Park and Shim described a female patient who had countless acupuncture needles left in her body, especially around paraspinal muscles.1 They stated that “this subtype of acupuncture known as Hari involves the permanent placement of fine needles into the subcutaneous tissue,” but this is not correct.
The Japanese word Hari means sewing needle, acupuncture therapy or acupuncture needle. When we use this word to mean acupuncture therapy, it means acupuncture in general. Referring to a paper by Vassiou and colleagues,2 Park and Shim explained that the retained needles are typically 1 mm in diameter, but this is also incorrect. The diameter of retained needles is the same as that of acupuncture needles usually used in Japan: between 0.14 and 0.20 mm.

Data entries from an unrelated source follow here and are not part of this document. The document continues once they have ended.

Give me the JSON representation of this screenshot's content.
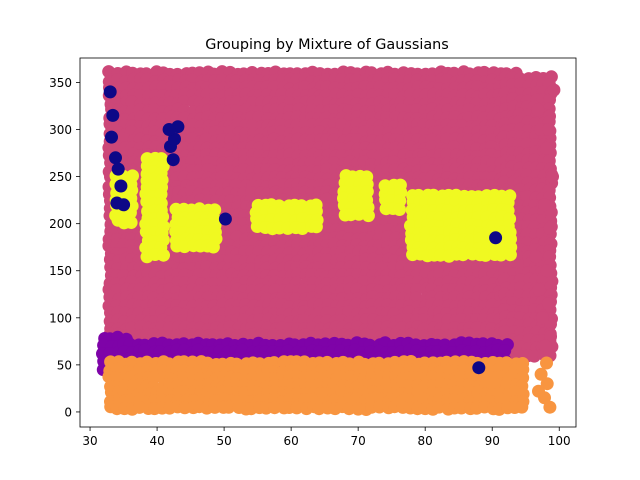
{
  "chart_data": {
    "type": "scatter",
    "title": "Grouping by Mixture of Gaussians",
    "xlabel": "",
    "ylabel": "",
    "xlim": [
      28.5,
      102.5
    ],
    "ylim": [
      -16,
      376
    ],
    "x_ticks": [
      30,
      40,
      50,
      60,
      70,
      80,
      90,
      100
    ],
    "y_ticks": [
      0,
      50,
      100,
      150,
      200,
      250,
      300,
      350
    ],
    "grid": false,
    "legend": "none",
    "series": [
      {
        "color": "#cc4778",
        "regions": [
          {
            "x": [
              33,
              94
            ],
            "y": [
              70,
              360
            ]
          },
          {
            "x": [
              92,
              99
            ],
            "y": [
              60,
              355
            ]
          }
        ],
        "points": [
          [
            97.2,
            300
          ],
          [
            98.4,
            300
          ],
          [
            99.0,
            250
          ],
          [
            97.8,
            220
          ],
          [
            98.6,
            195
          ],
          [
            96.5,
            165
          ],
          [
            98.2,
            150
          ],
          [
            97.0,
            130
          ],
          [
            98.4,
            115
          ],
          [
            97.5,
            100
          ],
          [
            98.7,
            80
          ],
          [
            97.9,
            70
          ],
          [
            99.2,
            342
          ],
          [
            96.8,
            321
          ],
          [
            98.1,
            280
          ]
        ]
      },
      {
        "color": "#f0f921",
        "regions": [
          {
            "x": [
              78,
              93
            ],
            "y": [
              165,
              230
            ]
          },
          {
            "x": [
              38.5,
              41.5
            ],
            "y": [
              160,
              270
            ]
          },
          {
            "x": [
              34,
              37
            ],
            "y": [
              195,
              250
            ]
          },
          {
            "x": [
              43,
              49
            ],
            "y": [
              175,
              215
            ]
          },
          {
            "x": [
              55,
              65
            ],
            "y": [
              190,
              220
            ]
          },
          {
            "x": [
              68,
              72
            ],
            "y": [
              205,
              250
            ]
          },
          {
            "x": [
              74,
              77
            ],
            "y": [
              210,
              240
            ]
          }
        ],
        "points": []
      },
      {
        "color": "#7e03a8",
        "regions": [
          {
            "x": [
              32,
              36
            ],
            "y": [
              45,
              78
            ]
          },
          {
            "x": [
              35,
              93
            ],
            "y": [
              48,
              72
            ]
          }
        ],
        "points": []
      },
      {
        "color": "#f89540",
        "regions": [
          {
            "x": [
              33,
              95
            ],
            "y": [
              2,
              52
            ]
          }
        ],
        "points": [
          [
            97.3,
            40
          ],
          [
            98.2,
            30
          ],
          [
            97.8,
            15
          ],
          [
            98.6,
            5
          ],
          [
            98.1,
            52
          ],
          [
            96.9,
            22
          ]
        ]
      },
      {
        "color": "#0d0887",
        "regions": [],
        "points": [
          [
            33.0,
            340
          ],
          [
            33.4,
            315
          ],
          [
            33.2,
            292
          ],
          [
            33.8,
            270
          ],
          [
            34.2,
            258
          ],
          [
            34.6,
            240
          ],
          [
            34.0,
            222
          ],
          [
            35.0,
            220
          ],
          [
            42.0,
            282
          ],
          [
            42.6,
            290
          ],
          [
            43.1,
            303
          ],
          [
            42.4,
            268
          ],
          [
            41.8,
            300
          ],
          [
            88.0,
            47
          ],
          [
            90.5,
            185
          ],
          [
            50.2,
            205
          ]
        ]
      }
    ]
  }
}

In Japan, we usually use the word Maibotsu-Shin for embedding acupuncture needles, but this practice is not performed anymore because it has caused many adverse events.3
As with the evaluation of efficacy in evidence-based medicine, the safety of acupuncture should be assessed through prospective surveys or controlled studies that show incidence, degree of severity and significance of differences wih control groups. Recent large-scale prospective surveys in Germany involving about 200 000 patients show that serious adverse events of acupuncture are very uncommon,4,5 but some do occur. We continue to provide all those who perform acupuncture with updated information for safer practice.